Importantly, the queue decline does not mean the constraint is resolving. Of the active queue, only about 408 GW had reached the stage of executed or draft interconnection agreements — meaning the rest still faces uncertain network upgrade cost outcomes. The 4.5-year median wait time has continued lengthening, not shortening, as projects that survive to operation face longer aggregate processing. Active natural gas capacity in queues, by contrast, increased 72% year-over-year — reflecting accelerating data center developer requests for gas-fired generation as renewable interconnection pathways became more challenging.

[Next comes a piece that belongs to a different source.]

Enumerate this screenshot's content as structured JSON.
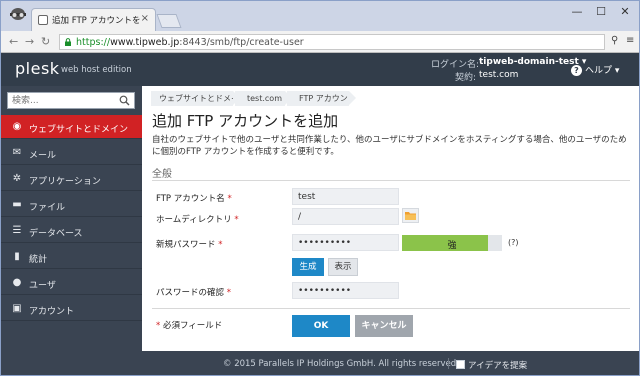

What it means for commercial buyers

Three implications matter for procurement decisions. First, the supply side of capacity markets in PJM, NYISO, and ISO-NE has been structurally constrained for years and will remain so through the late 2020s — driving the record capacity prices observed in 2024-2025. New supply that could relieve scarcity is in queues but not yet built. Second, the interconnection bottleneck is bullish for behind-the-meter generation and storage (which doesn't go through the transmission interconnection process) and for demand response (which provides capacity equivalents without requiring new interconnection). Third, the geographic mismatch between where new generation wants to interconnect (best wind/solar resources) and where load growth is concentrated (data center hubs) means transmission constraints and basis volatility will continue worsening even as some projects do connect.

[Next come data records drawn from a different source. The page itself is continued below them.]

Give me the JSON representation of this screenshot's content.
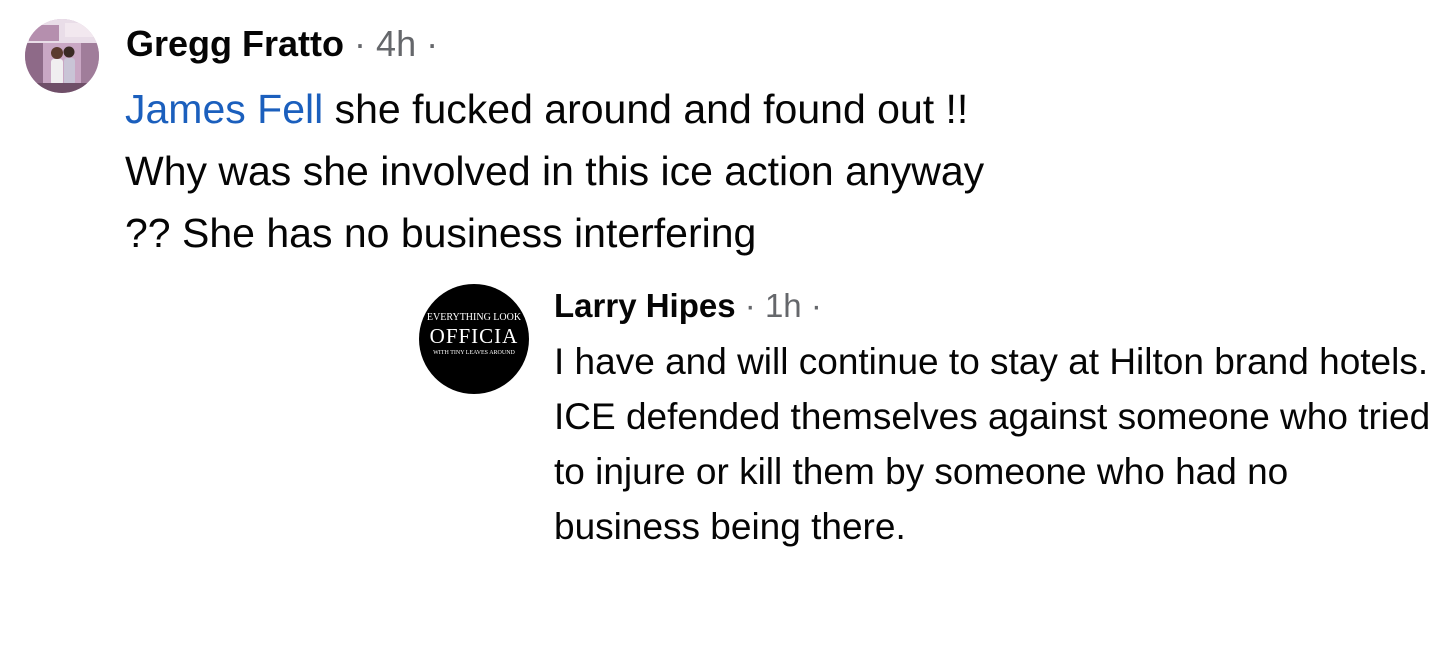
{
  "comments": [
    {
      "author": "Gregg Fratto",
      "time": "4h",
      "mention": "James Fell",
      "text": " she fucked around and found out !! Why was she involved in this ice action anyway ?? She has no business interfering"
    },
    {
      "author": "Larry Hipes",
      "time": "1h",
      "avatar_logo": {
        "top": "EVERYTHING LOOK",
        "middle": "OFFICIA",
        "bottom": "WITH TINY LEAVES AROUND"
      },
      "lines": [
        "I have and will continue to stay at Hilton brand hotels.",
        "ICE defended themselves against someone who tried to injure or kill them by someone who had no business being there."
      ]
    }
  ],
  "separator": "·",
  "colors": {
    "mention": "#1b5fbd",
    "meta": "#65676b",
    "text": "#050505"
  }
}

For C&I buyers signing PPAs with new generation projects, due diligence on the project's queue position is essential. A project still in early study phases is years away from operation and faces meaningful withdrawal risk. A project with an executed interconnection agreement and known network upgrade costs is much more credible — though even these projects can be delayed by construction, supply chain, and permitting issues. PPA pricing should reflect the project's queue status and the residual risk of operational delay.

Common questions

How big is the US interconnection queue?
As of end of 2024, approximately 2,290 GW of generation and storage capacity was active in US interconnection queues, with about 10,300 projects across all seven ISOs and 49 non-ISO balancing areas. This represents nearly twice the US installed power fleet of about 1,280 GW. Solar accounts for 956 GW, storage 890 GW, wind 271 GW, natural gas 136 GW. The 2024 total represented a 12% YoY decrease — the first significant decline in years.
How long does interconnection take?
For projects built in 2018-2024, median duration was over 4 years (~55 months); for projects built in 2000-2007, median was less than 2 years. The combination of growing queue volume, network upgrade complexity, and study restudies (triggered when earlier projects withdraw) has progressively lengthened timelines. Some projects spend 6-8 years in queues before reaching commercial operation, and some never make it through at all.
Why do so many projects get withdrawn?
Only about 13% of capacity that submitted interconnection requests between 2000-2019 had reached commercial operations by end-2024. Withdrawal causes include unaffordable network upgrade cost assignments, study delays, site-specific issues (permitting, supply problems), and speculative queueing. FERC Order 2023 added entry fees, deposit requirements, and milestone enforcement to deter speculative requests.
What is FERC Order 2023?
FERC Order 2023, issued July 2023, fundamentally restructured the generator interconnection process. The Order replaces the prior serial first-come-first-served study process with mandatory cluster studies that evaluate multiple projects together. It imposes higher entry fees and deposits to deter speculative requests, enforces project milestones with withdrawal penalties, sets firm study deadlines, and accelerates standardized interconnection for smaller projects.
What is a network upgrade cost?
Network upgrade costs are charges assigned to interconnecting generators for transmission system reinforcements needed to accommodate their output. A new wind farm in an area with limited transmission capacity may be assigned $20M-$200M+ for new lines, transformers, or other equipment. Network upgrade costs have grown dramatically as transmission constraints have worsened — sometimes exceeding the project's own construction cost, making interconnection economically infeasible.